“Une espace”, vraiment ?

« Le logi­ciel Word affiche : “espaces non com­pris”. Espace est un mot fémi­nin, c’est le comble pour un cor­rec­teur ortho­gra­phique. » C’est, en sub­stance, ce que je lis dans les publi­ca­tions en ligne de nombre de confrères.

Fenêtre des sta­tis­tiques d’un docu­ment Word, qui en affiche les « carac­tères (espaces compris) ».

Certes, espace est bien, tra­di­tion­nel­le­ment, un sub­stan­tif fémi­nin en typo­gra­phie, mais Word est un logi­ciel tous publics, pas un outil réser­vé aux spé­cia­listes. Je com­prends que Micro­soft ait choi­si le genre le plus courant. 

Voir ce qu’en dit Anti­dote : 

En typo­gra­phie, le mot espace est géné­ra­le­ment fémi­nin, par­ti­cu­liè­re­ment quand il désigne la lamelle qu’on inter­ca­lait entre les carac­tères de plomb, de façon que les mots à impri­mer soient sépa­rés les uns des autres. Il y avait plu­sieurs varié­tés d’espaces, selon leur chasse (lar­geur) : espace fine, espace forte, espace moyenne, etc. De plus, par méto­ny­mie, les typo­graphes emploient sou­vent espace au fémi­nin pour dési­gner le blanc obte­nu entre les mots impri­més sur le papier, même si les tech­niques modernes d’impression ne font plus appel aux lamelles, mais à des carac­tères numé­riques, pour les­quels on a repris cer­taines anciennes appel­la­tions, comme espace fine. Cela dit, dans le lan­gage cou­rant, il n’est pas incor­rect de don­ner le genre mas­cu­lin à espace dans le sens géné­ral d’« inter­valle entre deux mots », puisqu’un des sens géné­riques du mot mas­cu­lin un espace est celui d’« inter­valle entre deux objets ».

De même, on trouve dans Le Grand Robert , à l’en­trée espace n. m., cette phrase : « L’es­pace entre deux mots est pro­duit par une espace. »

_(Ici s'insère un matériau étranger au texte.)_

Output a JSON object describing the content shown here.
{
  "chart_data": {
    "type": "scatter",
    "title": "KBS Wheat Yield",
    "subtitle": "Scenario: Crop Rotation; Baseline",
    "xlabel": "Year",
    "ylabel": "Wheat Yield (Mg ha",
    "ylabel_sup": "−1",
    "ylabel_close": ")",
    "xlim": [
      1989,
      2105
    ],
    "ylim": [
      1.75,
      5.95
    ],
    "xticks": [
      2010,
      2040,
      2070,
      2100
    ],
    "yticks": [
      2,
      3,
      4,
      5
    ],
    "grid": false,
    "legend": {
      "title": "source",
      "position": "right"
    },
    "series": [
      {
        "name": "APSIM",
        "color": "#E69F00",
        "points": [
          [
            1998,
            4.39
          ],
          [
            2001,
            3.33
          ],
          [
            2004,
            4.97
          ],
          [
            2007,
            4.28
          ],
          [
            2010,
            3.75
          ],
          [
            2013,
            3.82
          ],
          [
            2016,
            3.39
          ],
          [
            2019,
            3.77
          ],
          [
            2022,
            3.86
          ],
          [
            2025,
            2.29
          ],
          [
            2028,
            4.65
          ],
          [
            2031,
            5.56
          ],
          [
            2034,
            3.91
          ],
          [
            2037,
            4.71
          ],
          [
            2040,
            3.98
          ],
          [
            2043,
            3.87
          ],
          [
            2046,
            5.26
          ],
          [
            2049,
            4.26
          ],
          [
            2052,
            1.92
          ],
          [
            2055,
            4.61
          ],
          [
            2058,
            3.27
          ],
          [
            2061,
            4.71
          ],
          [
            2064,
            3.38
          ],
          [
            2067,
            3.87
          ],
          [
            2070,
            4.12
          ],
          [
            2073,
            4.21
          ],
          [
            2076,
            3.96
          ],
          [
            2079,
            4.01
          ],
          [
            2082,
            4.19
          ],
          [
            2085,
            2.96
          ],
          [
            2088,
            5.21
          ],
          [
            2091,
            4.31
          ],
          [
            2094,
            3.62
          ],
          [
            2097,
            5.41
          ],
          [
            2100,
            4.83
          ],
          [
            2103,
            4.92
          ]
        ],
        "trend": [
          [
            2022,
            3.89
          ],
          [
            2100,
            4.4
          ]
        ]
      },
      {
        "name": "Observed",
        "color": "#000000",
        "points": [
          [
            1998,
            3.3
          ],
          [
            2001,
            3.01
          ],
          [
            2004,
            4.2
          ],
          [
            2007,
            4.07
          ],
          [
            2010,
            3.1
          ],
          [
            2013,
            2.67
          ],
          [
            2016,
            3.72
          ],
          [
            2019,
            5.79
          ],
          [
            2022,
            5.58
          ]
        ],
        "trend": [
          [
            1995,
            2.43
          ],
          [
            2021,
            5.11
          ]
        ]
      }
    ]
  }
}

Dans le dic­tion­naire de l’A­ca­dé­mie : « En écri­vant, il faut ména­ger entre les mots un espace suffisant. »

Sa 8e édi­tion (1935) pré­ci­sait encore : « En termes de Typo­gra­phie, il désigne des Petites pièces de fonte, plus basses que la lettre, qui ne marquent point sur le papier, et qui servent à sépa­rer les mots l’un de l’autre. Dans ce sens il est fémi­nin. »

Enfin, dans le TLFI, on peut lire cette cita­tion : « Les carac­tères [des Contes de Per­rault] sont ceux du xviie siècle […] il y a de l’es­pace et un espace égal entre les mots, l’air y cir­cule à tra­vers avec une sorte d’ai­sance » (Sainte-Beuve, Nouv. lun­dis, t. 1, 1863-69, p. 297).

À l’ère de la publi­ca­tion entiè­re­ment infor­ma­ti­sée, l’at­ta­che­ment au genre fémi­nin pour espace est un choix dis­cu­table. L’u­sage tranchera. 

PS – Dans un docu­ment de 1965, dif­fu­sé dans un tweet par le syn­di­cat Cor­rec­teurs CGT, je lis : « Le même espace tu met­tras / Entre les mots exac­te­ment. » Tiens, donc ! D’a­près une cou­pure de presse publiée par le blog Biblio­Mag, ce texte remon­te­rait au milieu du xixe siècle, tou­jours avec « le même espace ». Voi­là qui confirme les sources pré­cé­dentes : même en typo­gra­phie, le mot espace n’est fémi­nin que lors­qu’il désigne le carac­tère. L’es­pace (le blanc) entre les mots reste masculin.

Les Commandements du typographe, 1965, où on lit "le même espace".
Les Com­man­de­ments du typo­graphe, 1965.